Binge eating and depression are what psychologists call ‘bi-directional’ – one causes the other, and vice versa. This is good news, says food psychology coach Laura Lloyd, because improving your relationship with food can positively influence your mood overall.

Weight and depression are correlated. Overeating and depression are too.

Let’s think about this. What is depression, to you? 

To me, it’s this:

Feeling like a victim = depression.
Feeling out of control = depression.
Feeling like you’ve failed all the time = depression.
Feeling like there’s something broken about you = depression.
Feeling like you’re alone = depression.

Depression, binge eating, weight and overeating are what psychologists call bi-directional.

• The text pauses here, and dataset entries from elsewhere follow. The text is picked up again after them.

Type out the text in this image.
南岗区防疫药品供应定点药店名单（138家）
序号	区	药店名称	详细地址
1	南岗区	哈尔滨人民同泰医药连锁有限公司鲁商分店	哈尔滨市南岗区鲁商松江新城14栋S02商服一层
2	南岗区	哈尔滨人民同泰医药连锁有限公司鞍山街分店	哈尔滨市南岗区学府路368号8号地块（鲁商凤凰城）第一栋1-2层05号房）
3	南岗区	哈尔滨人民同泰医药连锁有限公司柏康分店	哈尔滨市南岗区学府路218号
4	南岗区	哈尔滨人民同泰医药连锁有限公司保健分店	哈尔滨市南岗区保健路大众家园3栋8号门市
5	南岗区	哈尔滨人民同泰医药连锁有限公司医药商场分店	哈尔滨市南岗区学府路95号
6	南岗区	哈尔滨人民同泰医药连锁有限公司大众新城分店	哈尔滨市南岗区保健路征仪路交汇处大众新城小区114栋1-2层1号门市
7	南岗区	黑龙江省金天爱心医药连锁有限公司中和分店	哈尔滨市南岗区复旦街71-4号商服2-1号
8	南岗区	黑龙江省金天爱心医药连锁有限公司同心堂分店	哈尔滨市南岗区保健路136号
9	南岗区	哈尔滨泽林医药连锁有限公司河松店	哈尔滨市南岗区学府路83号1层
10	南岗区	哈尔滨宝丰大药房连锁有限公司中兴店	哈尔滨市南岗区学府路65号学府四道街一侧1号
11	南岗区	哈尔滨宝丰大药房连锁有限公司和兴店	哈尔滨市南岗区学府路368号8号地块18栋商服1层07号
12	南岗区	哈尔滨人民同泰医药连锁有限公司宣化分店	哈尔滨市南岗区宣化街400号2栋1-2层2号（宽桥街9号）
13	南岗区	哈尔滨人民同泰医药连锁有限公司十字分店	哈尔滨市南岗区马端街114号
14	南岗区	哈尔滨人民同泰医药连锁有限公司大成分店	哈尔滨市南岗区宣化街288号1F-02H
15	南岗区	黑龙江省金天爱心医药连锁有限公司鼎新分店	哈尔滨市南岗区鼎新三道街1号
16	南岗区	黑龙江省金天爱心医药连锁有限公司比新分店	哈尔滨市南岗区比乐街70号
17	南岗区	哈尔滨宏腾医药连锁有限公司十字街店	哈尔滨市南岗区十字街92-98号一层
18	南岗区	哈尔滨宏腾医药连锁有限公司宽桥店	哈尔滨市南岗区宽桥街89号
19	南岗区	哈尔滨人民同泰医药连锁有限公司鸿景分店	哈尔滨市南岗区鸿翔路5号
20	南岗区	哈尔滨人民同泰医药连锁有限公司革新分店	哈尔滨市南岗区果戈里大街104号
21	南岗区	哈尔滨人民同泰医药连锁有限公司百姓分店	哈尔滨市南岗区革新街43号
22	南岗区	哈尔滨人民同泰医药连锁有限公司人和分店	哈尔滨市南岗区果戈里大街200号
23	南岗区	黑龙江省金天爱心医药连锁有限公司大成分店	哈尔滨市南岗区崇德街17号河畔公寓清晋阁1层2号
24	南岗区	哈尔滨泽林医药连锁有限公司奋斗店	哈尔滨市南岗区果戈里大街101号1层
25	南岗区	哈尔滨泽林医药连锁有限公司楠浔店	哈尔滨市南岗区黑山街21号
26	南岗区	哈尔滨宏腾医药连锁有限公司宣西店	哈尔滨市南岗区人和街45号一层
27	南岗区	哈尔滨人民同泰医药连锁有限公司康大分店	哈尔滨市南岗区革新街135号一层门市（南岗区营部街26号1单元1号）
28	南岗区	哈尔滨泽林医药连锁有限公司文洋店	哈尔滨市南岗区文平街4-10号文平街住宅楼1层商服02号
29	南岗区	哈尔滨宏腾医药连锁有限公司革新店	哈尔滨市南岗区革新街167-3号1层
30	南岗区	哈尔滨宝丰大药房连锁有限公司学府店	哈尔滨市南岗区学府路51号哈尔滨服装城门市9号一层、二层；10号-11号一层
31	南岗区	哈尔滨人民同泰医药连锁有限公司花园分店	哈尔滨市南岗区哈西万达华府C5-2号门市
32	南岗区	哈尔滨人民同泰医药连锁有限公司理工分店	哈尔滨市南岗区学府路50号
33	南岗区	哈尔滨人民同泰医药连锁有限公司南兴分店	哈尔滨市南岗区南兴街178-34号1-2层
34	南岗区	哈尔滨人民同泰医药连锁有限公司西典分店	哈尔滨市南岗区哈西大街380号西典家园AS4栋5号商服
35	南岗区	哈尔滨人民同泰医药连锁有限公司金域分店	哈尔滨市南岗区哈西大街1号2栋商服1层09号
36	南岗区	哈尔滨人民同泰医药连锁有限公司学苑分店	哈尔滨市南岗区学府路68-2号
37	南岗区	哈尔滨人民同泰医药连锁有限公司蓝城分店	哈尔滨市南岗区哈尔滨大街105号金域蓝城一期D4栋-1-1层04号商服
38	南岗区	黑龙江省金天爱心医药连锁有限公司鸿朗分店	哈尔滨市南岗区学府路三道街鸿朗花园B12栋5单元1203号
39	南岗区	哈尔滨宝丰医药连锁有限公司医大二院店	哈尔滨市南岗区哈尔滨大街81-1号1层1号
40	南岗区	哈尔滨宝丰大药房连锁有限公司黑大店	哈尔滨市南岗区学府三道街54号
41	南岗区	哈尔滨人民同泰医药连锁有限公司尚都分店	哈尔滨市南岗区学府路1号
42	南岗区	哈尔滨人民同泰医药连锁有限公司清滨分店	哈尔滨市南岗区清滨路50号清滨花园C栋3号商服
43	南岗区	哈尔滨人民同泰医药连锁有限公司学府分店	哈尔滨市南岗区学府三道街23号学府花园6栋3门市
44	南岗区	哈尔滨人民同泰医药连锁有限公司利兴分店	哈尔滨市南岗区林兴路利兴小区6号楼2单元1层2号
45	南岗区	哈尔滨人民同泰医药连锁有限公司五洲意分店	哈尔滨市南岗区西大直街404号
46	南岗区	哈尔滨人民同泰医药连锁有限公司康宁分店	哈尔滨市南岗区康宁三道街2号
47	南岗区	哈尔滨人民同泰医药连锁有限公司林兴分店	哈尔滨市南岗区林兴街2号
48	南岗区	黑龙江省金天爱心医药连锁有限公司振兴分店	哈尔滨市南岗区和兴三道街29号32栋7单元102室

This means, overeating (and being overweight) makes people feel depressed.

AND that feeling depressed makes people want to overeat.

This is great news, people.

So before you look at this and think “it’s a vicious cycle – so I’m screwed”, I’d offer you the opposite view:

If you can improve your relationship with food, you can improve your overall outlook on life.

I’m not trying to reinforce the cultural message that “if I could just lose weight, I’d be worthy and feel amazing and people would like me and I’d be happy all the time”.

That’s b•llocks!

Losing weight can’t make us happy. The truth is, it’s our thoughts about ourselves when we lose weight that make us happy.

So when we solve your binge eating, overeating, weight management and depression, it’s what you’ll learn about your mind that’ll improve your mood.

The process of dealing with our relationship with food is illuminating. 

Because to stop binge eating we have to change our thinking. And it’s super empowering! 

And because taking control of things that feel beyond you right now, un-victimming yourself, will give you coping strategies and a sense of self-possession. 

These things were world-changing for me. 

(Not to mention the fact that the self-coaching skills I’ll teach you, which originate in CBT and hypnotherapy, can be used in your life overall afterwards.)

I still use the same tools I used to overcome binge eating 25 years ago to manage my mind, feel better and improve my relationships today!

Before I get into some psychology studies that show the correlation between binge eating and depression, I’d like to make you an offer. 

For your depression and binge eating, the most instantly-empowering thing I can teach you is what an urge to overeat is, and how to manage it, practically, so you don’t end up with an empty Oreos wrapper before you can say “Holy macaroni”.

(Fun irrelevant fact – when they did sugar experiments on rats, feeding them Oreos, they ate them the same way my kids do – splitting them apart and scraping the creamy bit off with their teeth first.)

Image shows a rat's face poking through a hole in a piece of cardboard, it's cute, you can see it's nose.

Binge eating & Depression studies: There is a wealth of research about the complex link between weight and mood. 

This study finds a correlation between binge eating and depression, among students at a university in Palestine. Remember that a correlation doesn’t show that one causes the other, it could be the other way round or in both directions.

Of course there’s a nutritional dimension, with research showing poor nutrition (which you may have if you’re binge eating mainly junk food) is a factor in depression and anxiety. Like me, you may be a binge eater who is consuming whole foods though!

Of course feeling depressed can affect your brain’s reward systems. Things that used to give you pleasure  – like moving your body – no longer hold any allure. Whereas food reaches those reward systems.

The Anxiety & Depression Association of America have a webinar you can watch about the co-occurrence of eating disorders with mental health concerns. There’s also a literature review here.

Notice that, as ever, psychologists conduct studies around measurable criteria, such as weight (obesity measures, for example) and diagnoses (eating disorders, for example).

For me, these studies have limited relevance to the majority of clients I see, and the kind of eater I know myself to have been or be.

I help women who are dealing with those in-between concerns: They have put on weight but are not clinically obese; or they feel depressed but aren’t working with a medical diagnosis; they habitually binge eat but don’t have a BED diagnosis; they are spending a lot of energy trying to control their overeating but the results, although misery-making, aren’t really a matter for doctors to intervene on.